The road to Babyfoot Lake is a wildflower lover’s dream. The Eight Dollar Mountain, Days Gulch and Babyfoot habitat hotspots are scattered along the drive and are all recognized by the Forest Service as official “botanical areas” due to their significant biological values. Unfortunately, each of these botanical hotspots face serious threats to their well-being; the Eight Dollar Mountain Botanical Area has been damaged by illegal trash dumping and off-road vehicle use, the Days Gulch Botanical Area is adjacent to several mining claims, and the Babyfoot Botanical Area was accidentally clearcut by the Forest Service following the 2002 Biscuit fire. Local citizen volunteers are working tirelessly with the Forest Service to protect and restore these special places.

While none of the “official” botanical areas along the Howell Botanical Drive are specifically designated to protect rare Brewer spruce groves, the species nevertheless thrives on the slopes of 4,912-foot Fiddler Mountain, which towers above surrounding post-fire forests.

It is absolutely stunning to stand atop Fiddler Mountain and view the effects of the 2002 Biscuit fire and the 2018 Klondike fire. The snags (dead trees) extend as far as one can see in the immense landscape. Much of the burn on this side of the Kalmiopsis Wilderness was the result of Forest Service “burnout” operations during fire suppression that were designed to remove fuels ahead of the wildfire. Despite the extensive fire effects, the rare Brewer spruce population on the slopes of Fiddler Mountain is thriving. It is heartening to see the mix of green trees and snags that provide habitat for a wide swath of wildlife species evidenced by the drumming of woodpeckers and the plethora of bear scat. Indeed, the cycle of fire, death and rejuvenation is in full bloom in these fire-evolved and fire-dependent forests.

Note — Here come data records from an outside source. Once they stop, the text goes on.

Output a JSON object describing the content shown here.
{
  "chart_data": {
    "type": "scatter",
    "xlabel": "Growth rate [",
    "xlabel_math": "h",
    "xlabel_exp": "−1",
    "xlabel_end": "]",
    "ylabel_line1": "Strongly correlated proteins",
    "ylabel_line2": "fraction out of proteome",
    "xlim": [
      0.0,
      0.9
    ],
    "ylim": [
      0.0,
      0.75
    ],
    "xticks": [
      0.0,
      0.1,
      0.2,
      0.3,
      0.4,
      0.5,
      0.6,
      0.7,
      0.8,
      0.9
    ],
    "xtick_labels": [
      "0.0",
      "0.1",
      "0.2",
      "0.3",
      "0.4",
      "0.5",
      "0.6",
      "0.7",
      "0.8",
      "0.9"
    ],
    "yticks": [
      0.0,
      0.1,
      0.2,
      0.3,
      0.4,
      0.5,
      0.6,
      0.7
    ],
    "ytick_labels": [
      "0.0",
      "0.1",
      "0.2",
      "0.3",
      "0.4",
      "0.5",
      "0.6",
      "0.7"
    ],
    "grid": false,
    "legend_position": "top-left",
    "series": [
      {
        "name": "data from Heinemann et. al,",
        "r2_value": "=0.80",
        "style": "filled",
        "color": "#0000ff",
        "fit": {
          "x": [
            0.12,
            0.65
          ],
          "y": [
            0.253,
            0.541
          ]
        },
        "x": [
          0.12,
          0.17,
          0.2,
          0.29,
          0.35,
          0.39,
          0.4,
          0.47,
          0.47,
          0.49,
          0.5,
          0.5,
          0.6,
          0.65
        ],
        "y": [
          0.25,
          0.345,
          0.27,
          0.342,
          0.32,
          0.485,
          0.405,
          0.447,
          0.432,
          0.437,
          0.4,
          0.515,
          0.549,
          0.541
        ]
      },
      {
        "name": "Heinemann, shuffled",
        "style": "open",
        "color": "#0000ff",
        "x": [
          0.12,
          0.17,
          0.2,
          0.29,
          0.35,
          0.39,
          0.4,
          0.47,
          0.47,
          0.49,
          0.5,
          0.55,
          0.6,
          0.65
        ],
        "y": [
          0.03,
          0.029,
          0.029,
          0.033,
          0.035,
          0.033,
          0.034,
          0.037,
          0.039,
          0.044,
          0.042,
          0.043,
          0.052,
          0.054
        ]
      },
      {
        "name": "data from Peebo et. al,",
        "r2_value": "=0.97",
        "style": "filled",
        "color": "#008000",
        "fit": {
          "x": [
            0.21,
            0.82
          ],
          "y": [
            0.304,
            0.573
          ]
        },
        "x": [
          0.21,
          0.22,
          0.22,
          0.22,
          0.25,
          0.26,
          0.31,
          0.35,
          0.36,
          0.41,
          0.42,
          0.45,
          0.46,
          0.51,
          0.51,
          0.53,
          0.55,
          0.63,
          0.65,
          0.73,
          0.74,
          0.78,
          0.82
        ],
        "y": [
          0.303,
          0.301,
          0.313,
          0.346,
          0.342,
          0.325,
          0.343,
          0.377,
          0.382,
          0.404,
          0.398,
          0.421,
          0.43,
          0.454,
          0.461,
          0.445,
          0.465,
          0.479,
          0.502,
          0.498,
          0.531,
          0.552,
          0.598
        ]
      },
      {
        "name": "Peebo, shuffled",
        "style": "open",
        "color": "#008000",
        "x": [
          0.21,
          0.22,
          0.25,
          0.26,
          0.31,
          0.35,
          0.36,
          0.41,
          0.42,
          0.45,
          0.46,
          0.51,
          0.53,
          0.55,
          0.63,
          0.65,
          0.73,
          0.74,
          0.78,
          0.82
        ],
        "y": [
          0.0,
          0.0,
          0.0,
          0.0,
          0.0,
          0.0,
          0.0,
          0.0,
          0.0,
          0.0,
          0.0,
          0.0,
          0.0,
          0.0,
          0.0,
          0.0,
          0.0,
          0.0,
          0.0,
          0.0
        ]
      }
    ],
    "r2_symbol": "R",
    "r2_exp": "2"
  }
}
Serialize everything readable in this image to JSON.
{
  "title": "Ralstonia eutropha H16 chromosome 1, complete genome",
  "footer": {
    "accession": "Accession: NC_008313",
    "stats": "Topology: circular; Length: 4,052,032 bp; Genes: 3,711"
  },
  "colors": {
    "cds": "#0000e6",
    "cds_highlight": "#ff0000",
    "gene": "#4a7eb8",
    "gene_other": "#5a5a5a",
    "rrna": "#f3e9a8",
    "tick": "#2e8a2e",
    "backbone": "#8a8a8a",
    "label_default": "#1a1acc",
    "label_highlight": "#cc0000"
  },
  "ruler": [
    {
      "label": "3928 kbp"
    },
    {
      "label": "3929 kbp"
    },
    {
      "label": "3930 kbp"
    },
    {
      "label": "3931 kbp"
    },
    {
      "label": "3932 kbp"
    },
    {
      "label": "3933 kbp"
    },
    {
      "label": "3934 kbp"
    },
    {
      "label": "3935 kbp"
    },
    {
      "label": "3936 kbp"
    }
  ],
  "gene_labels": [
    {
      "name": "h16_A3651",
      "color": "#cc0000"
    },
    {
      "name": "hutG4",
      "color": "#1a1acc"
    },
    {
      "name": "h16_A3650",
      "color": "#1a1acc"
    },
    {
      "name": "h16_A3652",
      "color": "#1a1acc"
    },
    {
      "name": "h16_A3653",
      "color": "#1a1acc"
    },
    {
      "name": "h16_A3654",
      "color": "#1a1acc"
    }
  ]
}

The slow-growing and graceful Brewer spruce groves of Fiddler Mountain have persisted through wildfires, development of the mountaintop, and widespread Forest Service logging and road construction activities, but accelerating climate change and the increasing lack of heavy winter snowpack (and the resulting reduction in spring meltwater) may present a new threat to this extremely rare conifer. Despite the vast changes and challenges that the Fiddler Mountain forests have experienced over the last several decades, this rare spruce grove remains a place like nowhere else on Earth.

George Sexton serves as conservation director for the Klamath Siskiyou Wildlands Center.